The name, Stump Sprouts, signifies “new life from old roots,’’ Lloyd said. “This place was a working farm for generations. We recycled and repurposed buildings and old roads to create what we have now.’’
In 1977, the couple arrived with the goal of developing a ski center and lodge, though today it also operates as a retreat center during the off season. The 400-acre mountaintop property had been a dairy farm with a maple sugar operation and apple orchard in the 1840s.

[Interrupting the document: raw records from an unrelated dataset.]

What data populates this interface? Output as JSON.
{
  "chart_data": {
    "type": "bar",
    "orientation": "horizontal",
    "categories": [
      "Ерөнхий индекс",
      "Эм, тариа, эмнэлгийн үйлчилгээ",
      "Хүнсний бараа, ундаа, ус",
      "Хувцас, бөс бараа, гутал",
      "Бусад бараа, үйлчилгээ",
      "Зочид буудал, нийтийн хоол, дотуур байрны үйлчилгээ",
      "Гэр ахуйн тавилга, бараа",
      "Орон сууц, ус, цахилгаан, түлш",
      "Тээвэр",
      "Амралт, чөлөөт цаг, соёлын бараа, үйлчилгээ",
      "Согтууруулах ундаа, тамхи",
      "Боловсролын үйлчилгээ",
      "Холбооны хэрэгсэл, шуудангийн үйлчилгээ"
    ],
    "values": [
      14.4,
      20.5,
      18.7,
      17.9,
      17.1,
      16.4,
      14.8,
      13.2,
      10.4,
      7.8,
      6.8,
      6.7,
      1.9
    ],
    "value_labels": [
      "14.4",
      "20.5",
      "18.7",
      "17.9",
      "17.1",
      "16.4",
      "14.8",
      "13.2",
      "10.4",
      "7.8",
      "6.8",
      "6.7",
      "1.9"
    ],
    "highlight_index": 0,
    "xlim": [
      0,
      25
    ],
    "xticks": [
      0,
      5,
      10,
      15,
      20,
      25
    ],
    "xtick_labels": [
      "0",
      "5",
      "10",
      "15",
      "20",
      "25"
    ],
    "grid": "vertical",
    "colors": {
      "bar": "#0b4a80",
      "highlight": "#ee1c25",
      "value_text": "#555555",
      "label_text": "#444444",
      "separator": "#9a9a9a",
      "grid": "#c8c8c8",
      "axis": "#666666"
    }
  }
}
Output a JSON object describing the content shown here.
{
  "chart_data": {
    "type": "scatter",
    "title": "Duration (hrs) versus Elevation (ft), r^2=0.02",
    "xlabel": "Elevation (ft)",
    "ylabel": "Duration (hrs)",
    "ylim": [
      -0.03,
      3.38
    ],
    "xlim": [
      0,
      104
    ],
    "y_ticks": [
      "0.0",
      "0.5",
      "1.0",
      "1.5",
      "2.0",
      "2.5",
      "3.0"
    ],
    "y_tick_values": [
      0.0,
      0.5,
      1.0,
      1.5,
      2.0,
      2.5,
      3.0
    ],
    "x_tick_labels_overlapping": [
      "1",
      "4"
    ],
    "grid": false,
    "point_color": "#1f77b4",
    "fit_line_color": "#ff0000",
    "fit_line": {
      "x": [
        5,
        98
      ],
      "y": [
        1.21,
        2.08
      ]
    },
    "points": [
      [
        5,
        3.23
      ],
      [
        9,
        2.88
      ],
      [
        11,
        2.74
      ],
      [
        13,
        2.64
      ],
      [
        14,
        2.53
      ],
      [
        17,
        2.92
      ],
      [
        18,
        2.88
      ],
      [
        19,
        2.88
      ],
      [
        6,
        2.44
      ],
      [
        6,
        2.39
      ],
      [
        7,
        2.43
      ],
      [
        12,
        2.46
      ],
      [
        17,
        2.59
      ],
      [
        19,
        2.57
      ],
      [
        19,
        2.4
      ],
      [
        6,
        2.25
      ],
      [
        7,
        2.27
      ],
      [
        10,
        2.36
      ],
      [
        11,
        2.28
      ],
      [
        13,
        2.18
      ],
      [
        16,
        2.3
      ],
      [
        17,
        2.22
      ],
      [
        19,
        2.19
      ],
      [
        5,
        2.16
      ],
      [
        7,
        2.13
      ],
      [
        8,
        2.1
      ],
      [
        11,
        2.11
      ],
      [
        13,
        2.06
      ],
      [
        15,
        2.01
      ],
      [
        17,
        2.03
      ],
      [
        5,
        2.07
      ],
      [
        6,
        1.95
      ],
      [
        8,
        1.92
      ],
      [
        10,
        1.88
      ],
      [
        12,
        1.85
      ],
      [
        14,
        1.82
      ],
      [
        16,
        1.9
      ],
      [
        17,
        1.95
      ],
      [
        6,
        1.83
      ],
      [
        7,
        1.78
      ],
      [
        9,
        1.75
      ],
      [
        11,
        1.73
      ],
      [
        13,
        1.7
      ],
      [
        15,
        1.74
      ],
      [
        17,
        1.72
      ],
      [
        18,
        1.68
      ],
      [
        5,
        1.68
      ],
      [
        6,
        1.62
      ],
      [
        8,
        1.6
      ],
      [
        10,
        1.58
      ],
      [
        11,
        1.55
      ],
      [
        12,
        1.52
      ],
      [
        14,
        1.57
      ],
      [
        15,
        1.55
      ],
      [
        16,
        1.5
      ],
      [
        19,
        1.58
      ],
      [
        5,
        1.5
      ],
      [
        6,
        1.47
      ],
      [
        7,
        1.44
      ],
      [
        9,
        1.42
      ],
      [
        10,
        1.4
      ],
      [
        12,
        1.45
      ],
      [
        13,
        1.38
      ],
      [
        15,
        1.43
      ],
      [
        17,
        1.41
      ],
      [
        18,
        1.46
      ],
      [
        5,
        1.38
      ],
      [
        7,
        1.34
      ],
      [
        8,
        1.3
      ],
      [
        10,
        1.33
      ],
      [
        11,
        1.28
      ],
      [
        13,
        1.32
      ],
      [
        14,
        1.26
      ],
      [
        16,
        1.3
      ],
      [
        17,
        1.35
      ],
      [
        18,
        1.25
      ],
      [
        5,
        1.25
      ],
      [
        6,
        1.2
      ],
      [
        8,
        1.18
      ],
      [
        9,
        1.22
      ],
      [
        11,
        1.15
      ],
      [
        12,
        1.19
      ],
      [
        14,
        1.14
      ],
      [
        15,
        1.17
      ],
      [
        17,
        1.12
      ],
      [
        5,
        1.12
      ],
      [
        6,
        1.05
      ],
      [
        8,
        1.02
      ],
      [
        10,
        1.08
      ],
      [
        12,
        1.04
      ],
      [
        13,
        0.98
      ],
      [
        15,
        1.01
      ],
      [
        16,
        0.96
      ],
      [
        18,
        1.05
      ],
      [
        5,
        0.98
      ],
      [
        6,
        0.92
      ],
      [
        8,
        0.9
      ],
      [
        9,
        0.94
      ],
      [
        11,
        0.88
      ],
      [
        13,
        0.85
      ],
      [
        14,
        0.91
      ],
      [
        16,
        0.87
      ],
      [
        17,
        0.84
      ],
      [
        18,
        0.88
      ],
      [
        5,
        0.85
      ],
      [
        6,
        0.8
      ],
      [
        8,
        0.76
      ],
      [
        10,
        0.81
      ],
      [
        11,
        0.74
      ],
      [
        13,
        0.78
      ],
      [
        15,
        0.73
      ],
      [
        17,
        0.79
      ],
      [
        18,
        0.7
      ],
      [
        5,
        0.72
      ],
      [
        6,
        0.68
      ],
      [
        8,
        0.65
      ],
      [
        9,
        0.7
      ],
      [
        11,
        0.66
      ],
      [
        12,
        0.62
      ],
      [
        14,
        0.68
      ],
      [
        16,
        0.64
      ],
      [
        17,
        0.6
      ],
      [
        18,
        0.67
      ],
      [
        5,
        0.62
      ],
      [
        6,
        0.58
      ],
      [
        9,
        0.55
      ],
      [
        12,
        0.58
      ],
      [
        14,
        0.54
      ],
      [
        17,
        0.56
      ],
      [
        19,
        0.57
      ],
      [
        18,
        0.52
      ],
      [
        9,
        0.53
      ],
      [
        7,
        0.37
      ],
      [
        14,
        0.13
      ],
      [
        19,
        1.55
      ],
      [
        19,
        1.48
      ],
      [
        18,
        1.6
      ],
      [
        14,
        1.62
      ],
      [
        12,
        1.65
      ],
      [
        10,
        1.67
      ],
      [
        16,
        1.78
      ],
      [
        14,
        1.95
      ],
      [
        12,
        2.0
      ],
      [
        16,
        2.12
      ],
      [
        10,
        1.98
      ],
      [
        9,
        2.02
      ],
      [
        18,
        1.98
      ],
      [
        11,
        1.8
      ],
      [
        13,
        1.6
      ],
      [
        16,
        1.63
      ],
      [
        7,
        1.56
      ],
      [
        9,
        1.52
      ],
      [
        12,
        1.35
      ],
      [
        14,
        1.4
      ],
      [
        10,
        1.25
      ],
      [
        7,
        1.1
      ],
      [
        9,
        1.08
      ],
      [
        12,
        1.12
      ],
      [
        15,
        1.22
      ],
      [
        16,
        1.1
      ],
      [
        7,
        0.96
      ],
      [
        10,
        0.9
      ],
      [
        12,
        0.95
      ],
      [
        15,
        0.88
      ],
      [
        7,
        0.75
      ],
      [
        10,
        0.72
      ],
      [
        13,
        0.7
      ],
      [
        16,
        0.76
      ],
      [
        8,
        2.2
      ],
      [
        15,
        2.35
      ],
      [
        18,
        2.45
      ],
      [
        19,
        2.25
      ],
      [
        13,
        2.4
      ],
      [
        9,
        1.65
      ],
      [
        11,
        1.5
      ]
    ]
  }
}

“It was my grandparents’ land, a big chunk of land in the middle of nowhere,’’ Lloyd said. “They bought it back in the 1960s but didn’t do much with it. Half of the farmhouse was settling into the mud. The road washed out frequently.’’
With the help of friends, they completed the lodge in 1980, using timber cut on site. In a stroke of whimsy, Lloyd lined the lodge’s interior walls with siding from the old sugarhouse and barn. At the center of the great room, a freestanding fireplace reminiscent of the 1960s invites skiers to sidle up with a cup of cocoa; floor-to-ceiling windows face north, offering a panorama of the hills clear into Vermont. Lloyd made the blond wood tables and benches in the dining room.
If you’re in the area, Stump Sprouts also offers day skiing, snowshoeing, and ice skating with rentals at the farmhouse.
Oh, and that one-mile road to the top of the mountain that used to wash out? It’s steep. But it’s plowed and sanded frequently by the town. “The only time you can’t get up it is during a snow storm,’’ Lloyd said. In that case, he’ll come down and get you.
Suzanne recommends calling ahead in the early fall for ski season room reservations. “We tend to have groups that return year after year,’’ she said. “But not every group uses every room, so if you’re flexible and persistent,’’ you’re likely to snag a space.